Garlic (Allium sativum) is a species of the onion family Alliaceae and has throughout history been used for both culinary and medicinal purposes.

The bulb is the most commonly used part of the plant and normally is divided in numerous cloves. The cloves can be used either raw or cooked and have a characteristic pungent, spicy flavour.

Also edible and milder in flavour are the leaves and flowers.
Garlic has been used in many ancient cultures such as Egypt, China, India or Greece for health benefits. The cloves contain a sulphur-bearing compound called allicin which not only gives garlic its pungen taste and smell but is also responsible for its therapeutic qualities.

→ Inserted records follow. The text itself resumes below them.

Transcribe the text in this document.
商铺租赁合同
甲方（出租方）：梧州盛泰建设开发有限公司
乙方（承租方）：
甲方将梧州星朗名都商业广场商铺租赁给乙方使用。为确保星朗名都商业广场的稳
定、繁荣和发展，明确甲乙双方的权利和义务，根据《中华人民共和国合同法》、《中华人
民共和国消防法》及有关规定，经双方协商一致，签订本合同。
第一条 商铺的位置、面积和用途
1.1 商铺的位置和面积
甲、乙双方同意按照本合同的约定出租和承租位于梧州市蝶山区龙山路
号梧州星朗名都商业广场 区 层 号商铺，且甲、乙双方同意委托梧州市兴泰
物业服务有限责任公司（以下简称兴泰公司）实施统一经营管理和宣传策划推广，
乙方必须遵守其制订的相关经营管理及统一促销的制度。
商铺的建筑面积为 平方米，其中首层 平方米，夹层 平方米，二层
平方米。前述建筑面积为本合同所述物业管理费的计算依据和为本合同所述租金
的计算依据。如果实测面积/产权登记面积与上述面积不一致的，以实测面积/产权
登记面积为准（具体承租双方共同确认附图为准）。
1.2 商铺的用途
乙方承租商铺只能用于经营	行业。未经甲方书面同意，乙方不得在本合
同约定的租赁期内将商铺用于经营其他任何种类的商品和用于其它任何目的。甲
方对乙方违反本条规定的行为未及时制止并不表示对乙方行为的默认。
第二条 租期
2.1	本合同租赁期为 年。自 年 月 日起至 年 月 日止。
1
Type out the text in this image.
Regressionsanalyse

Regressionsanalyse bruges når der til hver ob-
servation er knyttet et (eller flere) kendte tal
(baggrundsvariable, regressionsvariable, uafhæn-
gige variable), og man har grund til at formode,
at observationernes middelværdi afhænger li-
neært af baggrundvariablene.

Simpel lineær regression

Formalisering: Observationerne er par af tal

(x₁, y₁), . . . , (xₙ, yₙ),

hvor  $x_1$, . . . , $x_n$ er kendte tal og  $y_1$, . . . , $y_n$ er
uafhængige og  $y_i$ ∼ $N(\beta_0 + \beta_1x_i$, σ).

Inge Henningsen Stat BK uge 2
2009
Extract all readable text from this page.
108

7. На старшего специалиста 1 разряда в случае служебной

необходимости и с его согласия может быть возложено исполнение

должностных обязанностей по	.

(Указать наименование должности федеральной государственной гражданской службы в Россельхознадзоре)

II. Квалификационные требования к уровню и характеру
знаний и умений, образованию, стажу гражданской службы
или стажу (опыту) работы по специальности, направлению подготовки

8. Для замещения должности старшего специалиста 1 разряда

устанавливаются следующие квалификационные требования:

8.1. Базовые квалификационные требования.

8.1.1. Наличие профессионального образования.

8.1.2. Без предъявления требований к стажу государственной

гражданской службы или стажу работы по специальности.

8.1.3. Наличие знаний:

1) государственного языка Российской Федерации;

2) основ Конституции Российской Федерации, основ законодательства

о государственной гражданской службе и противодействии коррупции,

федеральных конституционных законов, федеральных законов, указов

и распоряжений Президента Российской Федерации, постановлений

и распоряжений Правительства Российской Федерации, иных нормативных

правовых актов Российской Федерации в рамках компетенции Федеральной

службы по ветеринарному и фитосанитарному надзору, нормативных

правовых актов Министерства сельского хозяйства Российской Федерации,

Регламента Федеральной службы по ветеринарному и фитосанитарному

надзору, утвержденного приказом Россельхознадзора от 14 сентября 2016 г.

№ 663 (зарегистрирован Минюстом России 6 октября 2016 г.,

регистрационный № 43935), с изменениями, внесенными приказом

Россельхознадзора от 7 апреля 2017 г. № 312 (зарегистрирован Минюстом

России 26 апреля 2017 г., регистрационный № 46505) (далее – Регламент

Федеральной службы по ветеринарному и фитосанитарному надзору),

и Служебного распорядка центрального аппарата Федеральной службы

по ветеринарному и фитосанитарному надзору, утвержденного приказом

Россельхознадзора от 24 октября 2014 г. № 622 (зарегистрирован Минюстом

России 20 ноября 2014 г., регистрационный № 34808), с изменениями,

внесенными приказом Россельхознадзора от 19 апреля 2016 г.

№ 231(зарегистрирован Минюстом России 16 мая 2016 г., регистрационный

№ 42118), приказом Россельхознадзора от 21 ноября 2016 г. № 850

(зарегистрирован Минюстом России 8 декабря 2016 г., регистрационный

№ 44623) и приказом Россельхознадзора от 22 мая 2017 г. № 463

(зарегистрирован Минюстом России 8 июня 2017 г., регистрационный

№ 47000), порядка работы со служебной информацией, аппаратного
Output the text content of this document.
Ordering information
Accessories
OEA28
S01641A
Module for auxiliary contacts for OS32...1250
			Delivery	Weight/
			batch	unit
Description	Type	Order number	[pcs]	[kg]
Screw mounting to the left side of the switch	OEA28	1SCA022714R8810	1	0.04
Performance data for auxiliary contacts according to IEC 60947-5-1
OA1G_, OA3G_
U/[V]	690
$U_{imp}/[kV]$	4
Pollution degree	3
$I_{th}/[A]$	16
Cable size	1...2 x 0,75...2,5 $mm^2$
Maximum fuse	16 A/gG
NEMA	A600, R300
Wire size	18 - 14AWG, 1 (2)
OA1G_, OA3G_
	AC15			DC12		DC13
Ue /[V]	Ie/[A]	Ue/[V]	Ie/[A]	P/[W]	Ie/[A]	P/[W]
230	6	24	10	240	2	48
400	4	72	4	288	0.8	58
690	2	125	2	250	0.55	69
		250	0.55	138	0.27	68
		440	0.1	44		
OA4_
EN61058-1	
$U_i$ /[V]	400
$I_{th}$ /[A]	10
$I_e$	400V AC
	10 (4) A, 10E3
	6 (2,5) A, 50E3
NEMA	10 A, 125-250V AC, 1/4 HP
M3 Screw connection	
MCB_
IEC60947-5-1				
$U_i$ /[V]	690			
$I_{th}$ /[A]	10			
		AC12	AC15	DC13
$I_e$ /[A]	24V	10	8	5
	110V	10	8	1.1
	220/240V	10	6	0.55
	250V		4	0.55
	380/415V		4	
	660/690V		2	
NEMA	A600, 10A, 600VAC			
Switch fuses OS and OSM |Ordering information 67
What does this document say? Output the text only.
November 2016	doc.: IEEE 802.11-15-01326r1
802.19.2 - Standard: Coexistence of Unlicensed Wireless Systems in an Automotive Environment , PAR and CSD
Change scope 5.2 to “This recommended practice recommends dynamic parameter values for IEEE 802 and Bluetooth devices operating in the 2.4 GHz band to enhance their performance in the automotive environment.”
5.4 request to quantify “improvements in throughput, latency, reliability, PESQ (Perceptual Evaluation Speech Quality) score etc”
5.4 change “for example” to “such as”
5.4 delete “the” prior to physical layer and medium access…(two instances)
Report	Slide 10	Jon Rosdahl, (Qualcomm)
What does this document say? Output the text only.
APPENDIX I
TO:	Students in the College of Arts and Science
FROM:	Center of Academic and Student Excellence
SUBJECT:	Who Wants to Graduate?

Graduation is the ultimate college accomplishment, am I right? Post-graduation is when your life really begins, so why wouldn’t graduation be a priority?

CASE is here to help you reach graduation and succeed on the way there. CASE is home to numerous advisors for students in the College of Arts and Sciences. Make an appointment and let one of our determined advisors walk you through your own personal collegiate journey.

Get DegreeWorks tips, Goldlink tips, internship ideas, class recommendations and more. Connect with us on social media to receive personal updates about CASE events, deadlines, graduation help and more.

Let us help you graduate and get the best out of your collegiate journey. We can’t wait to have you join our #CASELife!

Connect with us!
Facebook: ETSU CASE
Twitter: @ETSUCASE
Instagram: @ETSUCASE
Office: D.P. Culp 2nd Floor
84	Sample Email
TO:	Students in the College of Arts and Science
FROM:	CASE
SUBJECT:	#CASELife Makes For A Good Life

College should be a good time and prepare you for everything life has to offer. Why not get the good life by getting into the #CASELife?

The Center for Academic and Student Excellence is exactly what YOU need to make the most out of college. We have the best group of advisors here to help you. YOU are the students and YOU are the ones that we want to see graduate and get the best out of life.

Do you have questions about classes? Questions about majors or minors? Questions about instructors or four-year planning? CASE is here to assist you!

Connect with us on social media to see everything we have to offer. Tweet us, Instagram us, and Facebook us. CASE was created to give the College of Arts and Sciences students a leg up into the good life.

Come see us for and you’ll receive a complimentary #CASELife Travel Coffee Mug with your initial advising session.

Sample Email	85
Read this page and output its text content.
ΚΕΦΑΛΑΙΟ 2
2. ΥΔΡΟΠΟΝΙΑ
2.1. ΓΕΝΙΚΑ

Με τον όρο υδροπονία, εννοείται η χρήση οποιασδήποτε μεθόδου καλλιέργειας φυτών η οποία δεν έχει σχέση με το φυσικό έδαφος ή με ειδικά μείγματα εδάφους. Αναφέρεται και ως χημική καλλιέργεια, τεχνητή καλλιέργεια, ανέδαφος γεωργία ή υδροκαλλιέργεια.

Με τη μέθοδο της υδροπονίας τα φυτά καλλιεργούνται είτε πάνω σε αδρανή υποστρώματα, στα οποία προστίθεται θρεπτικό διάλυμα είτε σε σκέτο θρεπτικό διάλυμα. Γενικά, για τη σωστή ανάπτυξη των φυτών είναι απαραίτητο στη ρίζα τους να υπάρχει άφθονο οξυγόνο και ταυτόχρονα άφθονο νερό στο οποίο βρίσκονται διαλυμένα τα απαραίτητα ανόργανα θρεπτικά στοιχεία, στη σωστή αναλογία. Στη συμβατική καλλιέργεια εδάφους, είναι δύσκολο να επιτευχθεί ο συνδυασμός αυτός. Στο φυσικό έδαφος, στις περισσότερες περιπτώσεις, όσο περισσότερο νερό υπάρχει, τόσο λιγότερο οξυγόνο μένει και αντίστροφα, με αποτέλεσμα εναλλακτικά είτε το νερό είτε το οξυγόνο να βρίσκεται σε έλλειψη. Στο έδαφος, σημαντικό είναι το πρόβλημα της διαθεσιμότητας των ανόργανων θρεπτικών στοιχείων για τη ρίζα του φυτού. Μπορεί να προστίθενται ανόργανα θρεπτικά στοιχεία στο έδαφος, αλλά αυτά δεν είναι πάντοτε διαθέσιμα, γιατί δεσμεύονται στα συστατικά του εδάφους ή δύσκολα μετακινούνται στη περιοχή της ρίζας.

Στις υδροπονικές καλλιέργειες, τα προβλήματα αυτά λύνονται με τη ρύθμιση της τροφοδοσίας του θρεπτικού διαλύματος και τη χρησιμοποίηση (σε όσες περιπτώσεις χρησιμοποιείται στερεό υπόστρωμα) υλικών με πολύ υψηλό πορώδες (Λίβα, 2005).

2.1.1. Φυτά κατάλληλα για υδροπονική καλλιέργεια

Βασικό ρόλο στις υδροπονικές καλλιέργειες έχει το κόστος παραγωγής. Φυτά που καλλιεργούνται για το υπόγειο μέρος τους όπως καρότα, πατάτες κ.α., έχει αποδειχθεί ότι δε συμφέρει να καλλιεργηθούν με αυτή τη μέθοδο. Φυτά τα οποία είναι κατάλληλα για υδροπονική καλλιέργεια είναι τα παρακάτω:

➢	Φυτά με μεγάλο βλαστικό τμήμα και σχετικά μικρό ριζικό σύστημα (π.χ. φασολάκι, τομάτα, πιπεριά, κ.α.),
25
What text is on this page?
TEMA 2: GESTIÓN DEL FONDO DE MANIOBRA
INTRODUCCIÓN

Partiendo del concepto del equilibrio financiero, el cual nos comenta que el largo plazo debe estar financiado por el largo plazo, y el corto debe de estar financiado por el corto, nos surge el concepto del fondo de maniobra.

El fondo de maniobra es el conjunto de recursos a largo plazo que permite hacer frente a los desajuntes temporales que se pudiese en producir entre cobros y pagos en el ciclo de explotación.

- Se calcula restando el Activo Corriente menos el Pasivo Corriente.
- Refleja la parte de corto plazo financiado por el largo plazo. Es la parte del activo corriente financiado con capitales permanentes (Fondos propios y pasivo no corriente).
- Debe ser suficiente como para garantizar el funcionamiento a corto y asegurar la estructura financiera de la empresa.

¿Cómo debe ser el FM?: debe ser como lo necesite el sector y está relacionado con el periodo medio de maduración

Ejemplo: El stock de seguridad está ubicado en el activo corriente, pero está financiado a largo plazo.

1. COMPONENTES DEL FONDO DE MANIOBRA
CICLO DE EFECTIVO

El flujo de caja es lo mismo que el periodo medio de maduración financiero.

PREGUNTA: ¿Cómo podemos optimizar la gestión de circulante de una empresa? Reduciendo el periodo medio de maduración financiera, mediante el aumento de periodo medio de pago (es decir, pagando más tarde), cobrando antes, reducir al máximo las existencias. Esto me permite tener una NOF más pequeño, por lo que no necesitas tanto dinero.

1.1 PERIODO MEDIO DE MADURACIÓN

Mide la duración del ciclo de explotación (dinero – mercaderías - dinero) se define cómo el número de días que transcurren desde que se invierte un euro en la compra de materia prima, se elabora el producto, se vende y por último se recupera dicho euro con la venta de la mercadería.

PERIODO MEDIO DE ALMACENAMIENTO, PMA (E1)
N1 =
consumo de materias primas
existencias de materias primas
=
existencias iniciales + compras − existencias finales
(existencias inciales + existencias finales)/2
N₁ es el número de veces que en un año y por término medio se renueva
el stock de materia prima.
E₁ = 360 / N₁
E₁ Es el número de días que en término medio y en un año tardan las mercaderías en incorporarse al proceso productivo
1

Garlic can help lower cholesterol and blood pressure and therefore offers protection against heart diseases and strokes. It is said that garlic can prevent certain types of cancer and was used as an antiseptic during World War I and World War II.

Garlic can also be used to cure digestive disorders, coughs, colds or fungal infections.

And garlic was of course used to keep vampires at bay.

But everywhere around the world it is used for its pungent flavour as a seasoning and is a fundamental component in many dishes.

In Europe the most used variety of Garlic has pinkish-grey cloves and a white or grey papery skin. It is normally dried in the sun. But you can also get smoked garlic which has a golden colour and a smoky flavour. You can use the peeled cloves whole, chopped or crushed. You can keep garlic in oil to produce flavoured oil or use garlic powder as a substitute of fresh garlic.